19.10.2 Controlling Differentiation of Transplanted MSCs in Various Tissues

In a clinical study it is important to assess the safety and efficacy of the drug being administered. For MSCs, this means assessing the toxicity of transplanted MSCs and predicting the fate of these cells. It is important to achieve targeted differentiation of MSCs into the desired lineage only. It is extremely difficult to achieve such targeted differentiation of MSCs in vivo. Differentiation into undesired lineages may contribute to the toxicity of these cells. Differentiation of transplanted MSCs into fibroblasts in the heart is an example of such differentiation into an undesired lineage. This also applies to MSCs seeded on devices that may be transplanted. For example, MSCs seeded onto 3D scaffolds for transplantation into cartilage may differentiate into bone cells which could cause toxicity of the implants. Understanding the precise cellular mechanisms governing MSC differentiation thus becomes very important [37].

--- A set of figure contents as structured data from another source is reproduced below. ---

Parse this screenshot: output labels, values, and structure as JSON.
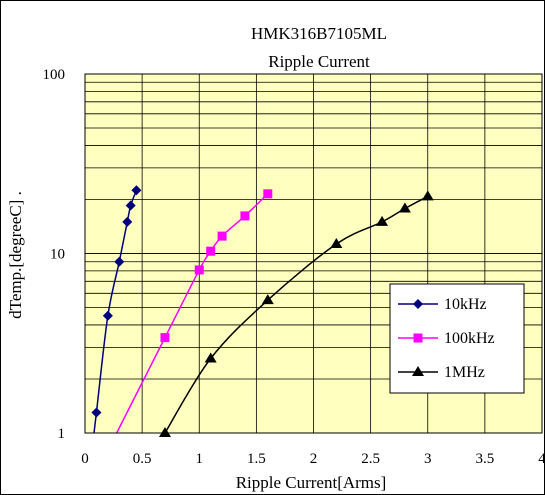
{
  "chart_data": {
    "type": "line",
    "title": "HMK316B7105ML",
    "subtitle": "Ripple Current",
    "xlabel": "Ripple Current[Arms]",
    "ylabel": "dTemp.[degreeC] .",
    "xlim": [
      0,
      4
    ],
    "ylim": [
      1,
      100
    ],
    "yscale": "log",
    "x_ticks": [
      "0",
      "0.5",
      "1",
      "1.5",
      "2",
      "2.5",
      "3",
      "3.5",
      "4"
    ],
    "y_ticks": [
      "1",
      "10",
      "100"
    ],
    "grid": true,
    "plot_background": "#ffffc0",
    "legend_position": "right, lower-middle",
    "series": [
      {
        "name": "10kHz",
        "color": "#00007f",
        "marker": "diamond",
        "x": [
          0.1,
          0.2,
          0.3,
          0.37,
          0.4,
          0.45
        ],
        "y": [
          1.3,
          4.5,
          9,
          15,
          18.5,
          22.5
        ]
      },
      {
        "name": "100kHz",
        "color": "#ff00ff",
        "marker": "square",
        "x": [
          0.7,
          1.0,
          1.1,
          1.2,
          1.4,
          1.6
        ],
        "y": [
          3.4,
          8.1,
          10.3,
          12.5,
          16.2,
          21.5
        ]
      },
      {
        "name": "1MHz",
        "color": "#000000",
        "marker": "triangle",
        "x": [
          0.7,
          1.1,
          1.6,
          2.2,
          2.6,
          2.8,
          3.0
        ],
        "y": [
          1.0,
          2.6,
          5.5,
          11.3,
          15,
          17.8,
          20.8
        ]
      }
    ]
  }
}
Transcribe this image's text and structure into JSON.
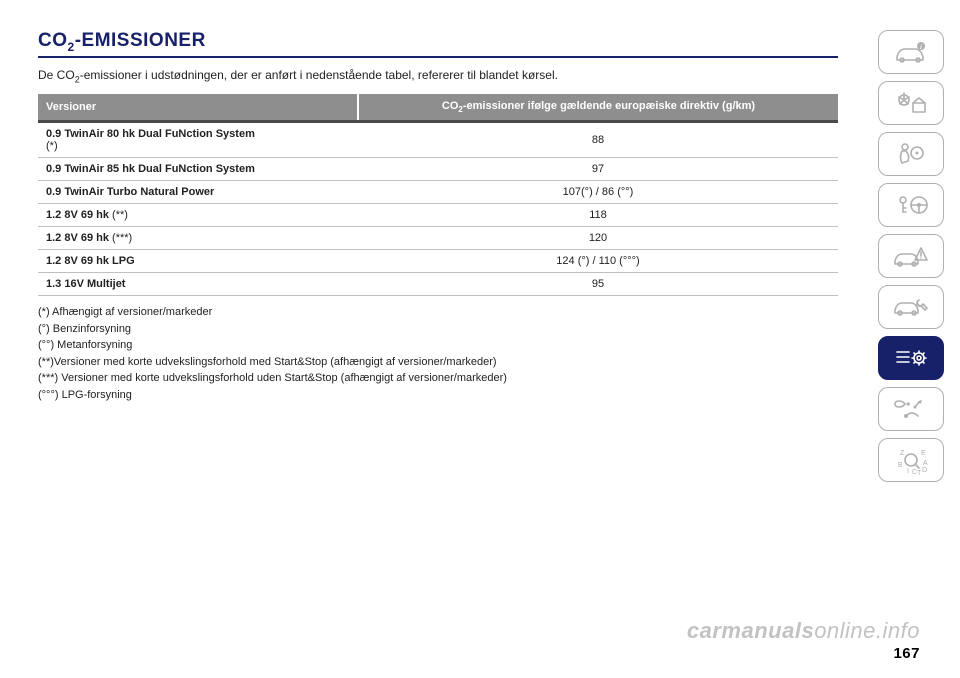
{
  "title_main": "CO",
  "title_sub": "2",
  "title_rest": "-EMISSIONER",
  "intro_a": "De CO",
  "intro_sub": "2",
  "intro_b": "-emissioner i udstødningen, der er anført i nedenstående tabel, refererer til blandet kørsel.",
  "table": {
    "header_versions": "Versioner",
    "header_value_a": "CO",
    "header_value_sub": "2",
    "header_value_b": "-emissioner ifølge gældende europæiske direktiv (g/km)",
    "rows": [
      {
        "version": "0.9 TwinAir 80 hk Dual FuNction System",
        "note": "(*)",
        "note_block": true,
        "value": "88"
      },
      {
        "version": "0.9 TwinAir 85 hk Dual FuNction System",
        "note": "",
        "value": "97"
      },
      {
        "version": "0.9 TwinAir Turbo Natural Power",
        "note": "",
        "value": "107(°) / 86 (°°)"
      },
      {
        "version": "1.2 8V 69 hk",
        "note": " (**)",
        "value": "118"
      },
      {
        "version": "1.2 8V 69 hk",
        "note": " (***)",
        "value": "120"
      },
      {
        "version": "1.2 8V 69 hk LPG",
        "note": "",
        "value": "124 (°) / 110 (°°°)"
      },
      {
        "version": "1.3 16V Multijet",
        "note": "",
        "value": "95"
      }
    ]
  },
  "footnotes": [
    "(*) Afhængigt af versioner/markeder",
    "(°) Benzinforsyning",
    "(°°) Metanforsyning",
    "(**)Versioner med korte udvekslingsforhold med Start&Stop (afhængigt af versioner/markeder)",
    "(***) Versioner med korte udvekslingsforhold uden Start&Stop (afhængigt af versioner/markeder)",
    "(°°°) LPG-forsyning"
  ],
  "page_number": "167",
  "watermark_a": "carmanuals",
  "watermark_b": "online.info",
  "colors": {
    "brand": "#16216a",
    "header_bg": "#8e8e8e",
    "border": "#bfbfbf",
    "icon": "#b0b0b0"
  }
}
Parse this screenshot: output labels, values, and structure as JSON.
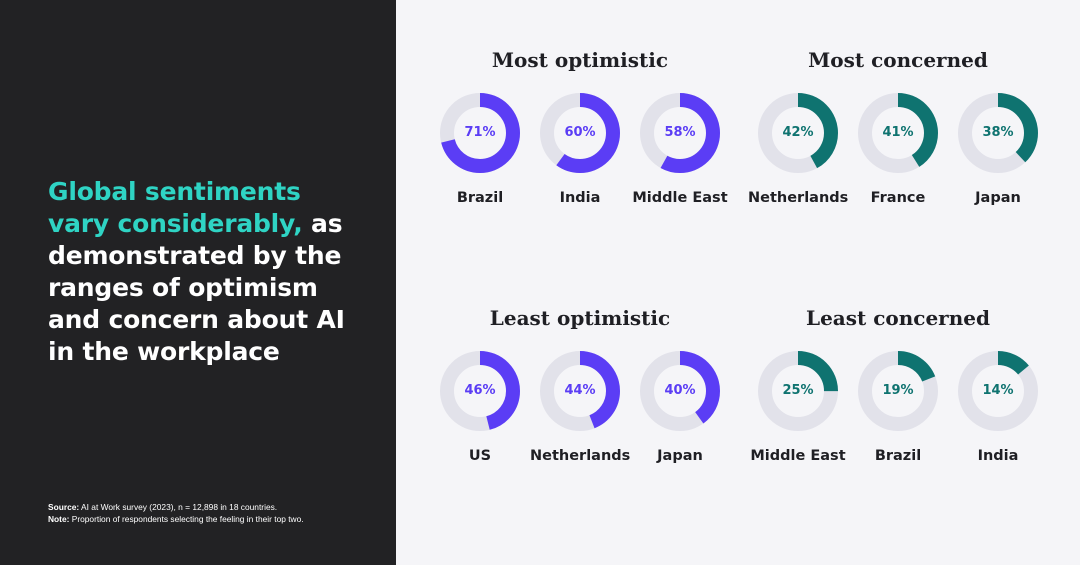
{
  "headline": {
    "highlight": "Global sentiments vary considerably,",
    "rest": " as demonstrated by the ranges of optimism and concern about AI in the workplace"
  },
  "footnotes": {
    "source_label": "Source:",
    "source_text": " AI at Work survey (2023), n = 12,898 in 18 countries.",
    "note_label": "Note:",
    "note_text": " Proportion of respondents selecting the feeling in their top two."
  },
  "colors": {
    "optimism": "#5b3df5",
    "concern": "#0f7370",
    "track": "#e2e2ea",
    "highlight_text": "#2fd4c4"
  },
  "chart_data": [
    {
      "type": "pie",
      "subtype": "donut",
      "title": "Most optimistic",
      "color_key": "optimism",
      "categories": [
        "Brazil",
        "India",
        "Middle East"
      ],
      "values": [
        71,
        60,
        58
      ],
      "value_labels": [
        "71%",
        "60%",
        "58%"
      ]
    },
    {
      "type": "pie",
      "subtype": "donut",
      "title": "Most concerned",
      "color_key": "concern",
      "categories": [
        "Netherlands",
        "France",
        "Japan"
      ],
      "values": [
        42,
        41,
        38
      ],
      "value_labels": [
        "42%",
        "41%",
        "38%"
      ]
    },
    {
      "type": "pie",
      "subtype": "donut",
      "title": "Least optimistic",
      "color_key": "optimism",
      "categories": [
        "US",
        "Netherlands",
        "Japan"
      ],
      "values": [
        46,
        44,
        40
      ],
      "value_labels": [
        "46%",
        "44%",
        "40%"
      ]
    },
    {
      "type": "pie",
      "subtype": "donut",
      "title": "Least concerned",
      "color_key": "concern",
      "categories": [
        "Middle East",
        "Brazil",
        "India"
      ],
      "values": [
        25,
        19,
        14
      ],
      "value_labels": [
        "25%",
        "19%",
        "14%"
      ]
    }
  ]
}
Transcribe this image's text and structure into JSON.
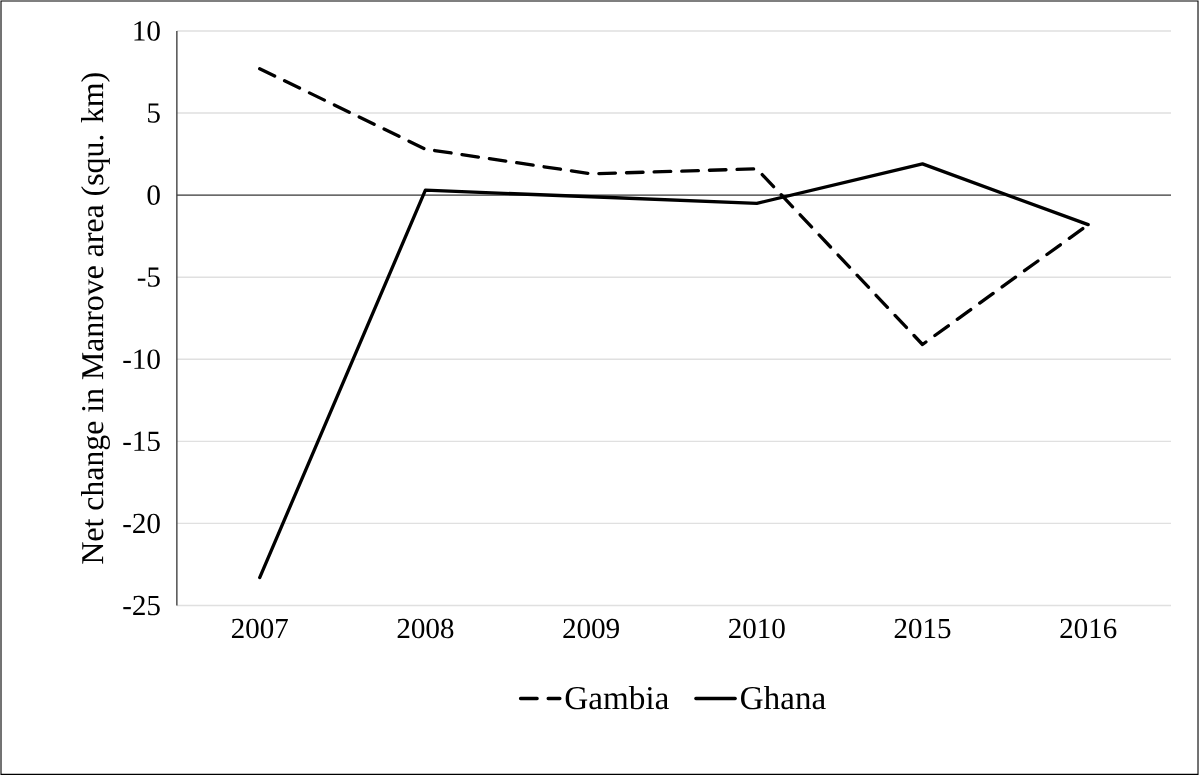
{
  "chart_data": {
    "type": "line",
    "ylabel": "Net change in Manrove area (squ. km)",
    "categories": [
      "2007",
      "2008",
      "2009",
      "2010",
      "2015",
      "2016"
    ],
    "series": [
      {
        "name": "Gambia",
        "color": "#000000",
        "line_style": "dashed",
        "values": [
          7.7,
          2.8,
          1.3,
          1.6,
          -9.1,
          -1.8
        ]
      },
      {
        "name": "Ghana",
        "color": "#000000",
        "line_style": "solid",
        "values": [
          -23.3,
          0.3,
          -0.1,
          -0.5,
          1.9,
          -1.8
        ]
      }
    ],
    "ylim": [
      -25,
      10
    ],
    "yticks": [
      -25,
      -20,
      -15,
      -10,
      -5,
      0,
      5,
      10
    ],
    "grid": "y",
    "legend": "bottom",
    "marker": "none"
  }
}
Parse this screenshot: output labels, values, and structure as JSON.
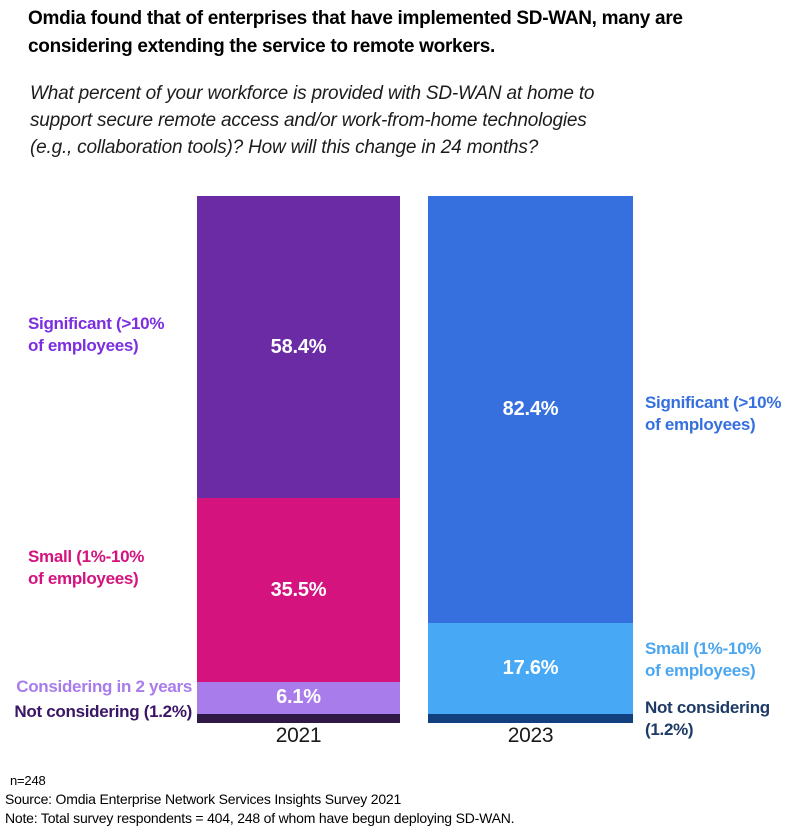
{
  "page": {
    "background": "#ffffff"
  },
  "header": {
    "title": "Omdia found that of enterprises that have implemented SD-WAN, many are\nconsidering extending the service to remote workers.",
    "question": "What percent of your workforce is provided with SD-WAN at home to\nsupport secure remote access and/or work-from-home technologies\n(e.g., collaboration tools)? How will this change in 24 months?"
  },
  "chart_data": {
    "type": "bar",
    "subtype": "stacked-column",
    "title": "",
    "categories": [
      "2021",
      "2023"
    ],
    "unit": "%",
    "series": [
      {
        "name": "Significant (>10% of employees)",
        "values": [
          58.4,
          82.4
        ],
        "colors": [
          "#6B2BA5",
          "#3670DF"
        ]
      },
      {
        "name": "Small (1%-10% of employees)",
        "values": [
          35.5,
          17.6
        ],
        "colors": [
          "#D4137E",
          "#47A9F5"
        ]
      },
      {
        "name": "Considering in 2 years",
        "values": [
          6.1,
          0
        ],
        "colors": [
          "#A97CEC",
          null
        ]
      },
      {
        "name": "Not considering",
        "values": [
          1.2,
          1.2
        ],
        "colors": [
          "#301945",
          "#123F7E"
        ]
      }
    ],
    "value_labels_shown": [
      "58.4%",
      "35.5%",
      "6.1%",
      "82.4%",
      "17.6%"
    ],
    "legend_position": "side-annotations",
    "grid": false,
    "ylim": [
      0,
      101.2
    ]
  },
  "annotations": {
    "left": [
      {
        "text": "Significant (>10%\nof employees)",
        "color": "#7B2FE0"
      },
      {
        "text": "Small (1%-10%\nof employees)",
        "color": "#D4137E"
      },
      {
        "text": "Considering in 2 years",
        "color": "#A97CEC"
      },
      {
        "text": "Not considering (1.2%)",
        "color": "#3B1566"
      }
    ],
    "right": [
      {
        "text": "Significant (>10%\nof employees)",
        "color": "#3670DF"
      },
      {
        "text": "Small (1%-10%\nof employees)",
        "color": "#4BA6F0"
      },
      {
        "text": "Not considering\n(1.2%)",
        "color": "#1E3A66"
      }
    ]
  },
  "footer": {
    "sample": "n=248",
    "source": "Source: Omdia Enterprise Network Services Insights Survey 2021",
    "note": "Note: Total survey respondents = 404, 248 of whom have begun deploying SD-WAN."
  }
}
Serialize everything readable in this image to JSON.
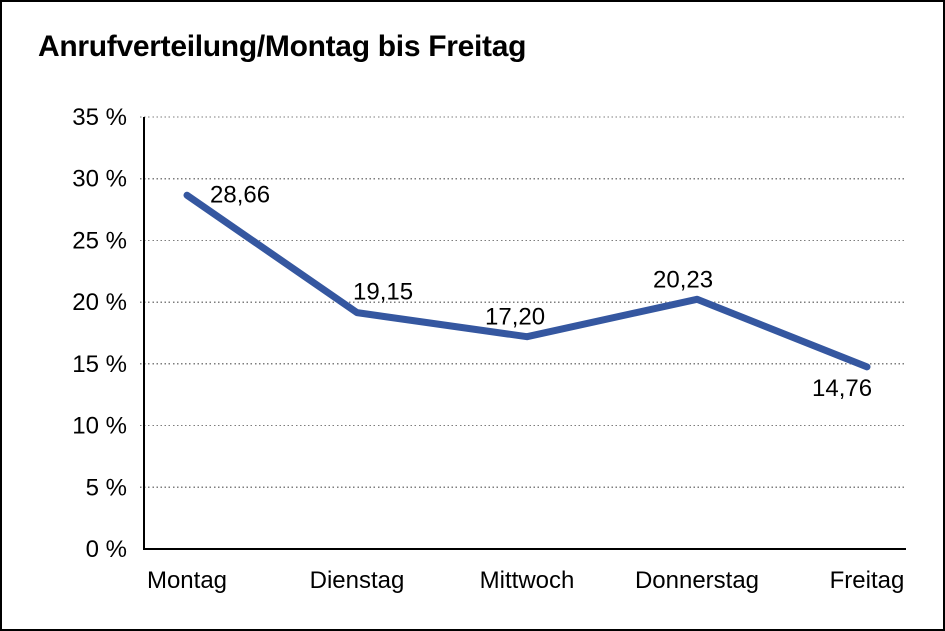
{
  "page": {
    "background": "#ffffff"
  },
  "chart_data": {
    "type": "line",
    "title": "Anrufverteilung/Montag bis Freitag",
    "categories": [
      "Montag",
      "Dienstag",
      "Mittwoch",
      "Donnerstag",
      "Freitag"
    ],
    "series": [
      {
        "name": "Anrufverteilung",
        "values": [
          28.66,
          19.15,
          17.2,
          20.23,
          14.76
        ]
      }
    ],
    "value_labels": [
      "28,66",
      "19,15",
      "17,20",
      "20,23",
      "14,76"
    ],
    "xlabel": "",
    "ylabel": "",
    "ylim": [
      0,
      35
    ],
    "yticks": [
      0,
      5,
      10,
      15,
      20,
      25,
      30,
      35
    ],
    "ytick_labels": [
      "0 %",
      "5 %",
      "10 %",
      "15 %",
      "20 %",
      "25 %",
      "30 %",
      "35 %"
    ],
    "grid": "horizontal-dotted",
    "legend": "none",
    "colors": {
      "line": "#3557A0",
      "grid": "#7d7d7d",
      "axis": "#000000",
      "text": "#000000",
      "frame": "#000000",
      "background": "#ffffff"
    }
  }
}
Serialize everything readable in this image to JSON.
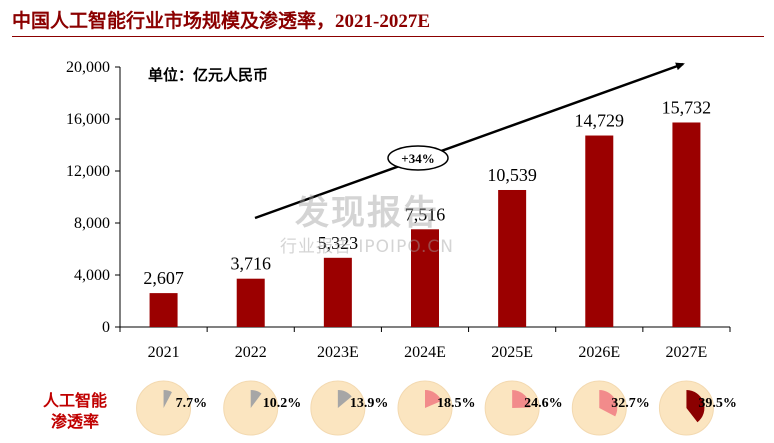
{
  "header": {
    "title": "中国人工智能行业市场规模及渗透率，",
    "title_years": "2021-2027E"
  },
  "unit_label": "单位：亿元人民币",
  "growth_label": "+34%",
  "watermark": {
    "main": "发现报告",
    "sub": "行业报告 IPOIPO.CN"
  },
  "penetration_label": {
    "line1": "人工智能",
    "line2": "渗透率"
  },
  "colors": {
    "bar": "#9b0000",
    "title": "#8b0000",
    "pie_bg": "#fbe5c0",
    "pie_gray": "#a6a6a6",
    "pie_pink": "#f28b8b",
    "pie_dark": "#8b0000"
  },
  "chart_data": [
    {
      "type": "bar",
      "categories": [
        "2021",
        "2022",
        "2023E",
        "2024E",
        "2025E",
        "2026E",
        "2027E"
      ],
      "values": [
        2607,
        3716,
        5323,
        7516,
        10539,
        14729,
        15732
      ],
      "value_labels": [
        "2,607",
        "3,716",
        "5,323",
        "7,516",
        "10,539",
        "14,729",
        "15,732"
      ],
      "yticks": [
        "0",
        "4,000",
        "8,000",
        "12,000",
        "16,000",
        "20,000"
      ],
      "ylim": [
        0,
        20000
      ]
    },
    {
      "type": "pie",
      "categories": [
        "2021",
        "2022",
        "2023E",
        "2024E",
        "2025E",
        "2026E",
        "2027E"
      ],
      "values": [
        7.7,
        10.2,
        13.9,
        18.5,
        24.6,
        32.7,
        39.5
      ],
      "value_labels": [
        "7.7%",
        "10.2%",
        "13.9%",
        "18.5%",
        "24.6%",
        "32.7%",
        "39.5%"
      ],
      "slice_colors": [
        "gray",
        "gray",
        "gray",
        "pink",
        "pink",
        "pink",
        "dark"
      ]
    }
  ]
}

19.10.3 Expanding MSCs in Large-Scale Cultures Under cGMP Conditions

Although MSCs can expand to a large extent without differentiating, their expansion capacity is often limited. MSCs have been expanded in bioreactors [3840]. For therapeutic applications it is essential to expand MSCs in a closed system [41] under xeno-free conditions [4244]. The development of serum-free media for expanding MSCs [45] led to the development of xeno-free protocols for MSC expansion. This is essential for the widespread adoption of MSC-based therapeutics. However these media and MSC isolation procedures are expensive and this remains the single most important hurdle in the mass adoption of MSC-based therapeutics.

19.11 Summary and Conclusion

In summary, MSCs are being used in a variety of disorders to treat multiple diseases. Many of these trials are ongoing and some are recently completed. Thus the findings are still being analyzed or are not publicly available. The long-term fallout of using MSCs as therapeutics still remains uncertain, while the early results are quite promising. A recent study by von Bahr [46] demonstrates that MSCs are cleared rapidly in recipients of MSC infusions undergoing hematopoietic stem cell transplants. Thus this study concludes that the long-term risk of MSC transplantation is limited since the cells are cleared rapidly in the recipients. Such studies of safety coupled with preliminary studies showing efficacy form the basis for future large randomized trials. Such studies will conclusively ascertain the benefits of MSCs in specific disorders. It is also possible that in many trials variables like cell dose, route and frequency of administration, stage of disease, etc. will have to be optimized before we can see the beneficial effects of MSCs.